Most analysts agree on two things. One, that the rate of inflation growth – and the related pain of supply chain volatility – is the highest it has been in more than four decades. Two, that inflation

is persistent and that it represents a long-term systemic challenge to businesses large and small. While the Consumer Price Index (CPI) as reported by The Commerce Department recently topped 8.5 percent – the highest since 1981 – we are actually more focused on the less well-known U.S. Producer Price Index. That index, measuring inflation for processed goods for intermediate demand, rose by 24.4 percent in 2021, the index’s largest calendar-year increase since 1974. The International Monetary Fund’s All Commodity Price Index increased by 49 percent in the same 12 months. The bottom line is that inflation-driven supply chain volatility, compounded by the COVID-19 pandemic labor shortages, intensifies the pricing pressures on businesses in every sector and those pressures will not soon recede.

When the Tide Goes Out

The persistent global inflation we are experiencing today exposes a limitation of most B2B pricing practices. “You only find out who is swimming naked when the tide goes out,” is a nugget of wisdom attributed to Warren Buffett, the most successful investor in American history. What the Oracle of Omaha means by this observation is that you really can’t tell whose investing strategy works or appreciate the risks that businesses are taking when markets are performing well. Only when markets are challenged by adverse conditions can we discriminate between those who are smart and those who are just lucky.

While Buffet’s aphorism chiefly applies to investors, it is relevant to the general pricing practices of businesses large and small. It’s no secret that virtually every business tolerates legacy pricing practices they know to be sub-optimal. In a stable and flourishing market, these inefficiencies were mostly tolerated. But when confronted by rapidly rising input costs combined with supply chain volatility, the limitations of legacy pricing practices suddenly can no longer be ignored.

C-suite leaders around the world are seeing that inflation is forcing the tide to recede. Many are rightly concerned about what their stakeholders will see. When inflationary pressures cause costs to increase at the same time that supply chain disruptions soften demand, certain pricing practices turn out to be too slow, too lax, and too undifferentiated.

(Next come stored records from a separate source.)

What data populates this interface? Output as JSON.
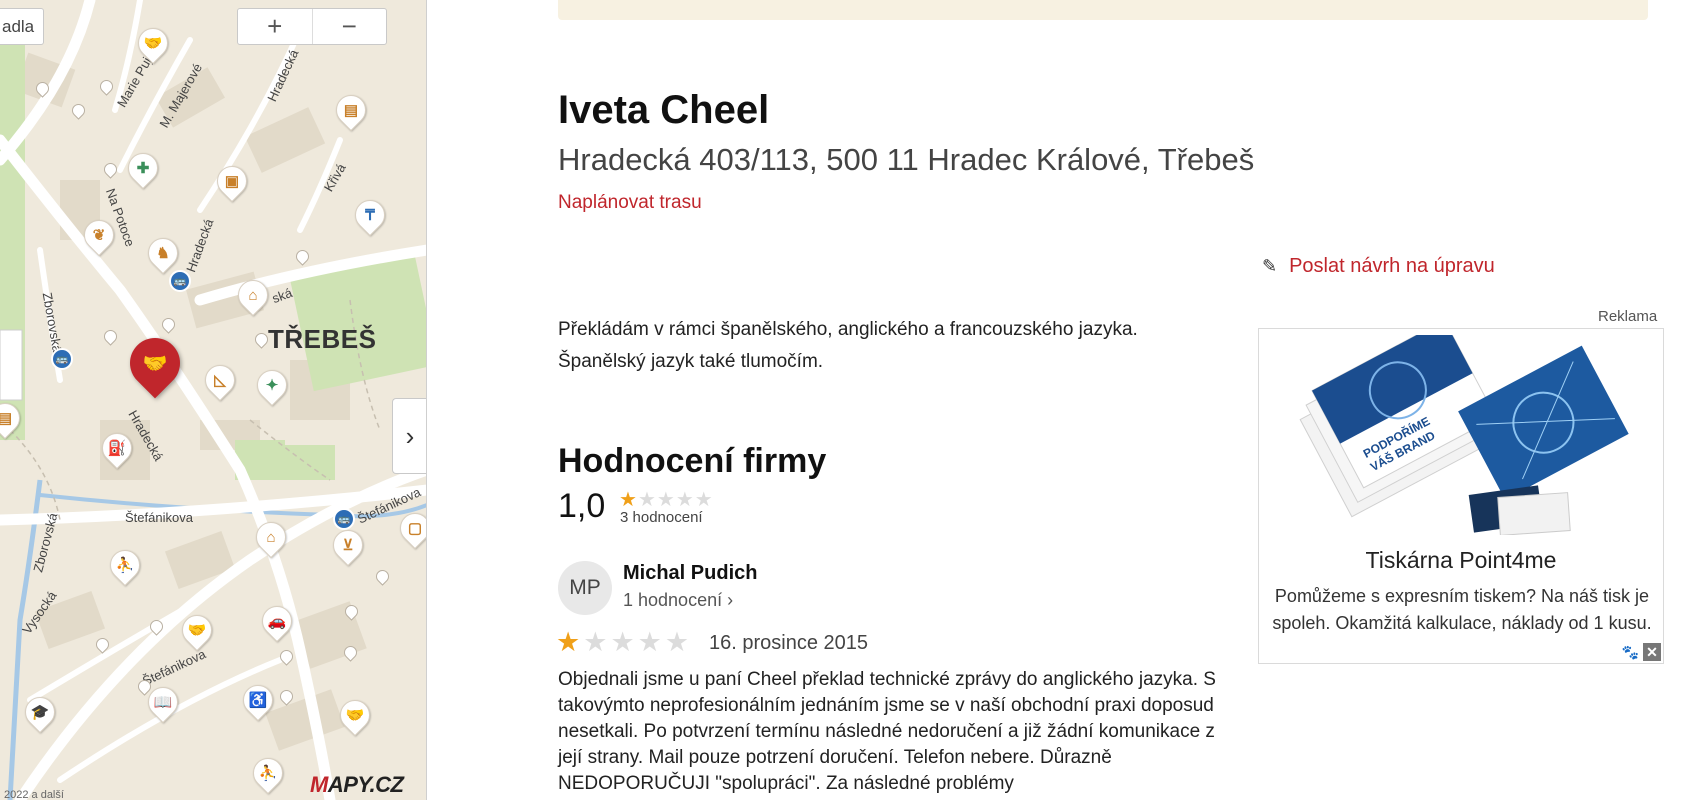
{
  "map": {
    "search_fragment": "adla",
    "zoom_in": "+",
    "zoom_out": "−",
    "collapse_arrow": "›",
    "labels": {
      "district": "TŘEBEŠ",
      "street_1": "Marie Pujm",
      "street_2": "M. Majerové",
      "street_3": "Hradecká",
      "street_4": "Na Potoce",
      "street_5": "Zborovská",
      "street_6": "Hradecká",
      "street_7": "Štefánikova",
      "street_8": "Štefánikova",
      "street_9": "Zborovská",
      "street_10": "Vysocká",
      "street_11": "Štefánikova",
      "street_12": "Křivá",
      "street_13": "ská",
      "street_14": "Hradecká"
    },
    "logo_m": "M",
    "logo_rest": "APY.CZ",
    "copyright": "2022 a další"
  },
  "detail": {
    "title": "Iveta Cheel",
    "address": "Hradecká 403/113, 500 11 Hradec Králové, Třebeš",
    "route_link": "Naplánovat trasu",
    "edit_link": "Poslat návrh na úpravu",
    "description": "Překládám v rámci španělského, anglického a francouzského jazyka. Španělský jazyk také tlumočím.",
    "rating": {
      "heading": "Hodnocení firmy",
      "score": "1,0",
      "stars_filled": 1,
      "stars_total": 5,
      "count": "3 hodnocení"
    },
    "review": {
      "initials": "MP",
      "author": "Michal Pudich",
      "author_count": "1 hodnocení ›",
      "stars_filled": 1,
      "date": "16. prosince 2015",
      "text": "Objednali jsme u paní Cheel překlad technické zprávy do anglického jazyka. S takovýmto neprofesionálním jednáním jsme se v naší obchodní praxi doposud nesetkali. Po potvrzení termínu následné nedoručení a již žádní komunikace z její strany. Mail pouze potrzení doručení. Telefon nebere. Důrazně NEDOPORUČUJI \"spolupráci\". Za následné problémy"
    }
  },
  "ad": {
    "label": "Reklama",
    "title": "Tiskárna Point4me",
    "text": "Pomůžeme s expresním tiskem? Na náš tisk je spoleh. Okamžitá kalkulace, náklady od 1 kusu.",
    "brochure_text_1": "PODPOŘÍME",
    "brochure_text_2": "VÁŠ BRAND",
    "close": "✕"
  },
  "colors": {
    "accent_red": "#c0262c",
    "star_orange": "#f0a019",
    "map_bg": "#efe9dc"
  }
}
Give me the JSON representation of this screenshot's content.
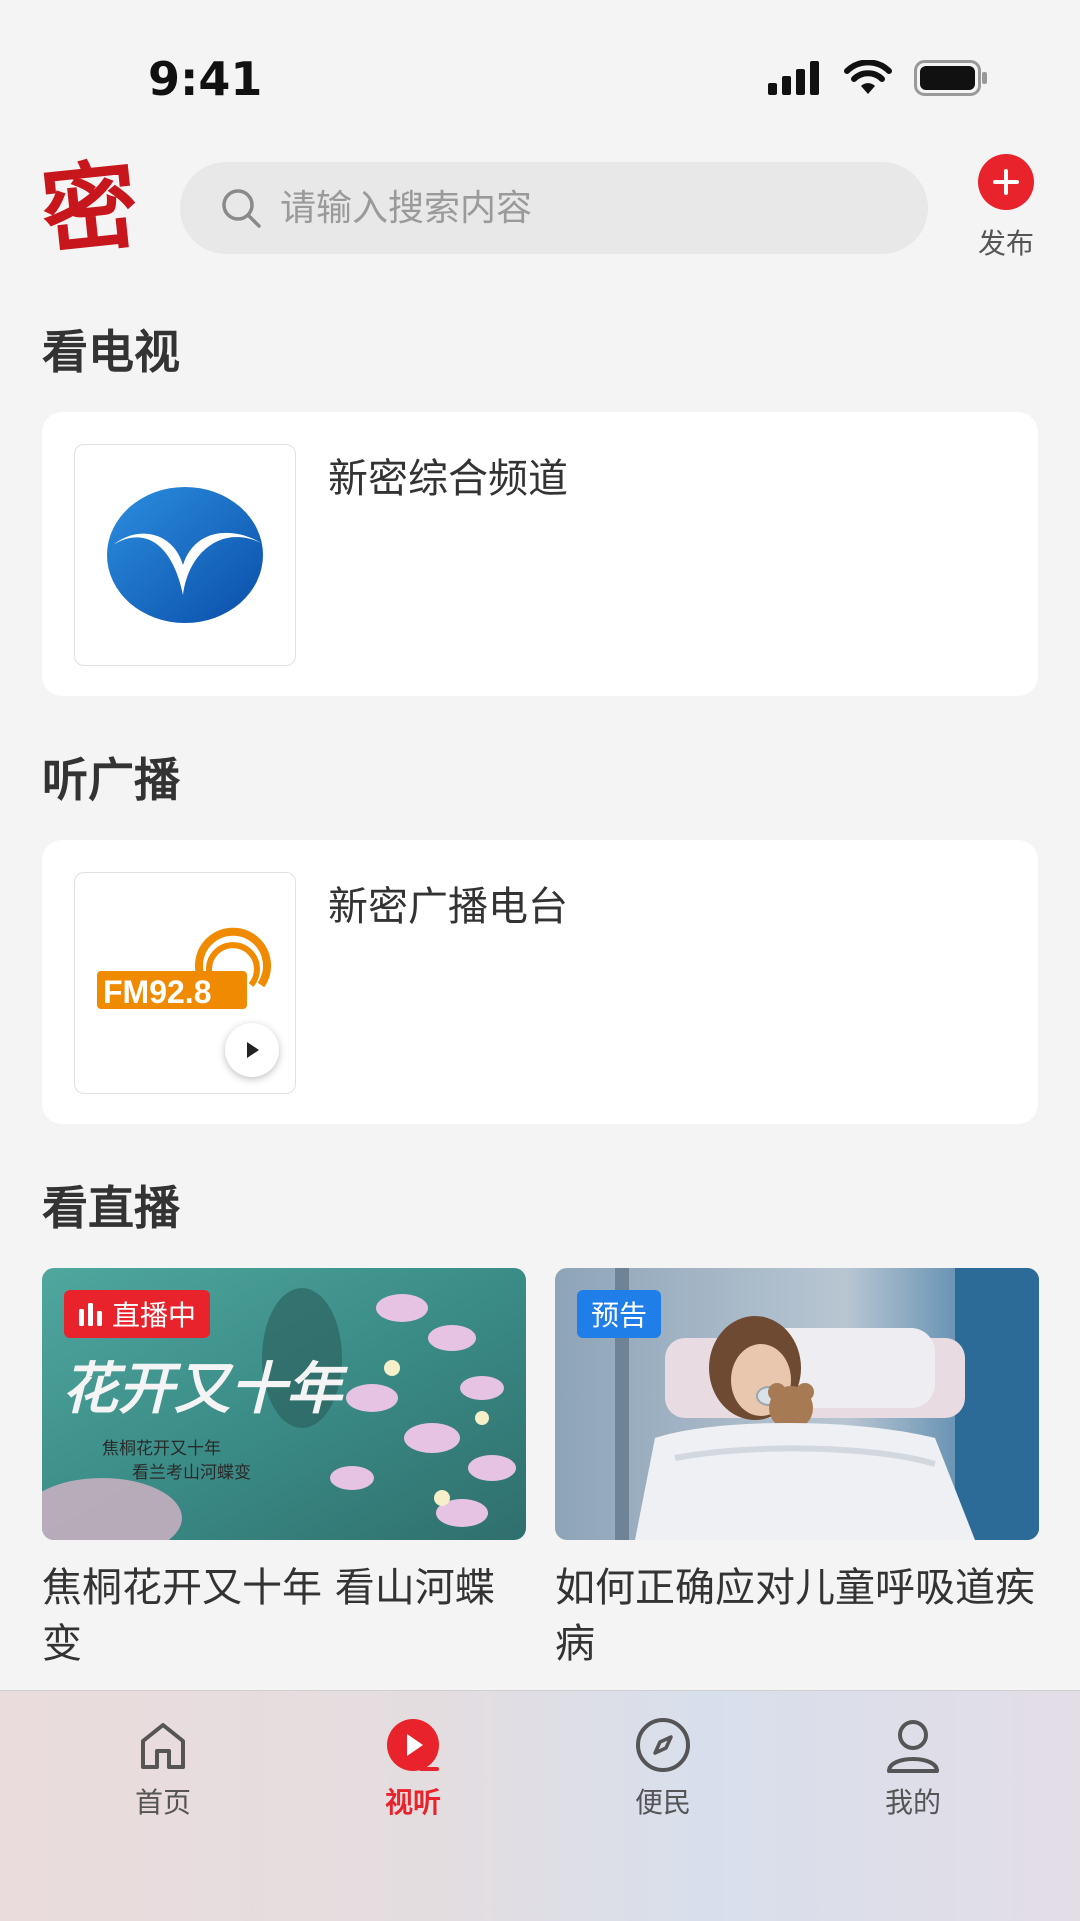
{
  "status_bar": {
    "time": "9:41"
  },
  "header": {
    "logo_text": "密",
    "search_placeholder": "请输入搜索内容",
    "publish_label": "发布"
  },
  "tv_section": {
    "title": "看电视",
    "channel_name": "新密综合频道"
  },
  "radio_section": {
    "title": "听广播",
    "station_name": "新密广播电台",
    "logo_text": "FM92.8"
  },
  "live_section": {
    "title": "看直播",
    "items": [
      {
        "badge": "直播中",
        "title": "焦桐花开又十年 看山河蝶变",
        "image_text": "花开又十年",
        "image_subtext_1": "焦桐花开又十年",
        "image_subtext_2": "看兰考山河蝶变"
      },
      {
        "badge": "预告",
        "title": "如何正确应对儿童呼吸道疾病"
      }
    ]
  },
  "tabbar": {
    "items": [
      {
        "label": "首页",
        "icon": "home-icon",
        "active": false
      },
      {
        "label": "视听",
        "icon": "play-circle-icon",
        "active": true
      },
      {
        "label": "便民",
        "icon": "compass-icon",
        "active": false
      },
      {
        "label": "我的",
        "icon": "user-icon",
        "active": false
      }
    ]
  },
  "colors": {
    "accent": "#e8232b",
    "live_badge": "#e8232b",
    "preview_badge": "#1f7ee8",
    "background": "#f4f4f4"
  }
}
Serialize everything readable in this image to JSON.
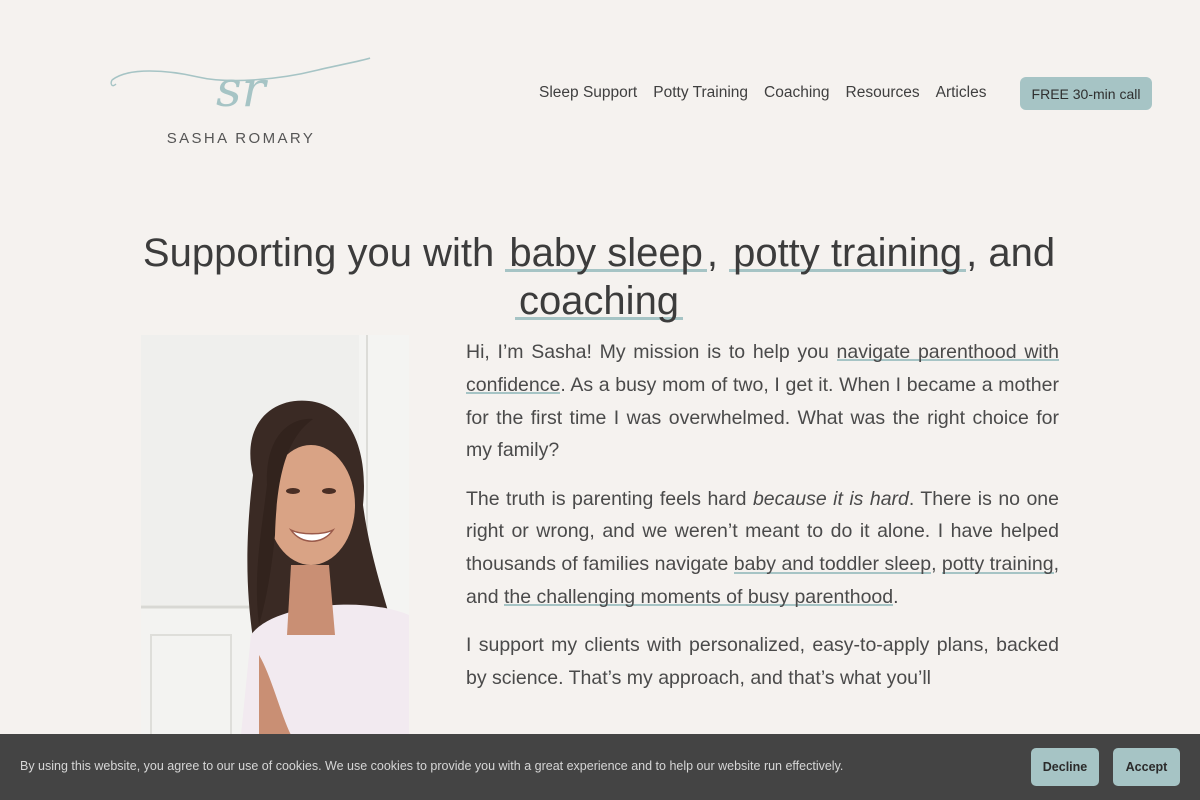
{
  "brand": {
    "monogram": "sr",
    "name": "SASHA ROMARY"
  },
  "nav": {
    "items": [
      "Sleep Support",
      "Potty Training",
      "Coaching",
      "Resources",
      "Articles"
    ],
    "cta": "FREE 30-min call"
  },
  "hero": {
    "headline_prefix": "Supporting you with ",
    "link1": "baby sleep",
    "sep1": ", ",
    "link2": "potty training",
    "sep2": ", and",
    "link3": "coaching"
  },
  "about": {
    "p1_link": "navigate parenthood with confidence",
    "p1_a": "Hi, I’m Sasha! My mission is to help you ",
    "p1_b": ". As a busy mom of two, I get it. When I became a mother for the first time I was overwhelmed. What was the right choice for my family?",
    "p2_a": "The truth is parenting feels hard ",
    "p2_em": "because it is hard",
    "p2_b": ". There is no one right or wrong, and we weren’t meant to do it alone. I have helped thousands of families navigate ",
    "p2_link1": "baby and toddler sleep",
    "p2_c": ", ",
    "p2_link2": "potty training",
    "p2_d": ", and ",
    "p2_link3": "the challenging moments of busy parenthood",
    "p2_e": ".",
    "p3": "I support my clients with personalized, easy-to-apply plans, backed by science. That’s my approach, and that’s what you’ll"
  },
  "cookie": {
    "text": "By using this website, you agree to our use of cookies. We use cookies to provide you with a great experience and to help our website run effectively.",
    "decline": "Decline",
    "accept": "Accept"
  },
  "colors": {
    "accent": "#a6c4c5",
    "background": "#f5f2ef",
    "cookie_bar": "#444444"
  }
}
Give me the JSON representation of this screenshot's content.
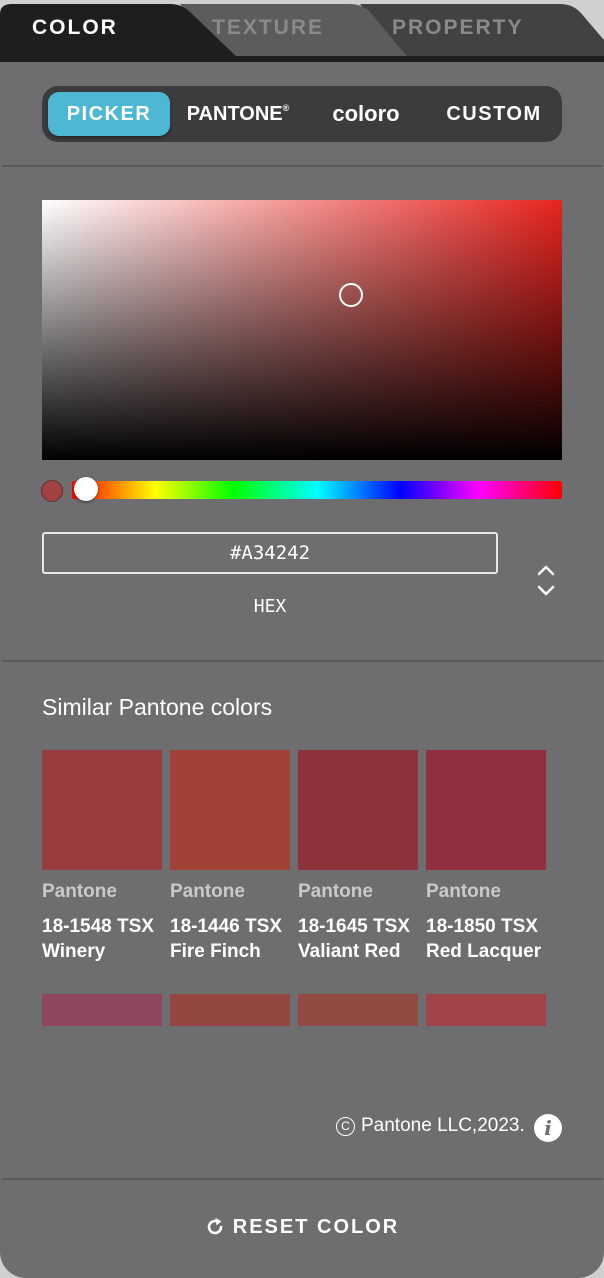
{
  "tabs": [
    {
      "label": "COLOR",
      "active": true
    },
    {
      "label": "TEXTURE",
      "active": false
    },
    {
      "label": "PROPERTY",
      "active": false
    }
  ],
  "subtabs": [
    {
      "label": "PICKER",
      "active": true
    },
    {
      "label": "PANTONE",
      "mark": "®"
    },
    {
      "label": "coloro"
    },
    {
      "label": "CUSTOM"
    }
  ],
  "picker": {
    "hex_value": "#A34242",
    "mode_label": "HEX",
    "hue_color": "#e8241f",
    "swatch_color": "#a34242"
  },
  "similar": {
    "title": "Similar Pantone colors",
    "colors": [
      {
        "brand": "Pantone",
        "code": "18-1548 TSX",
        "name": "Winery",
        "hex": "#983c3e"
      },
      {
        "brand": "Pantone",
        "code": "18-1446 TSX",
        "name": "Fire Finch",
        "hex": "#a24236"
      },
      {
        "brand": "Pantone",
        "code": "18-1645 TSX",
        "name": "Valiant Red",
        "hex": "#8e323d"
      },
      {
        "brand": "Pantone",
        "code": "18-1850 TSX",
        "name": "Red Lacquer",
        "hex": "#90303e"
      }
    ],
    "more_colors": [
      "#904660",
      "#944640",
      "#924a42",
      "#a0444a"
    ]
  },
  "footer": {
    "copyright": "Pantone LLC,2023.",
    "reset_label": "RESET COLOR"
  }
}
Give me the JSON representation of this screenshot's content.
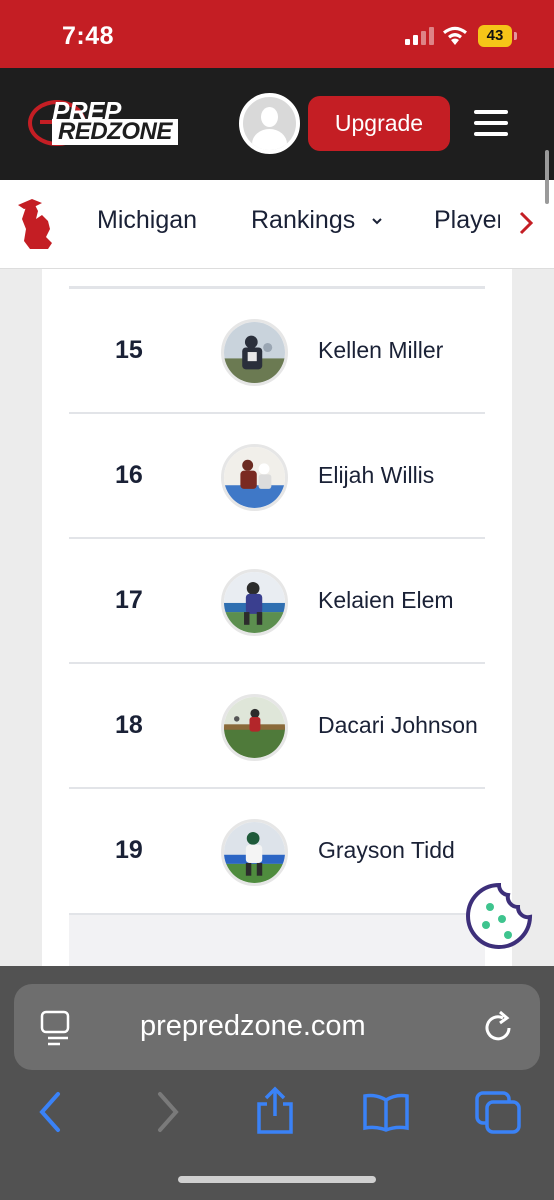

All is not lost. The practices prescribed by this book will help you modernize your firm’s pricing practices to best leverage the challenges of persistent inflation. Inflation gives you opportunities to raise prices. No customer welcomes price increases, but end users tend to be receptive to pricing upticks backed by a well-articulated and robust rationale. For now, remember that the more your price increase can accurately reflect value and the true cost increases of your products and services, the better you will protect the profits of the firm.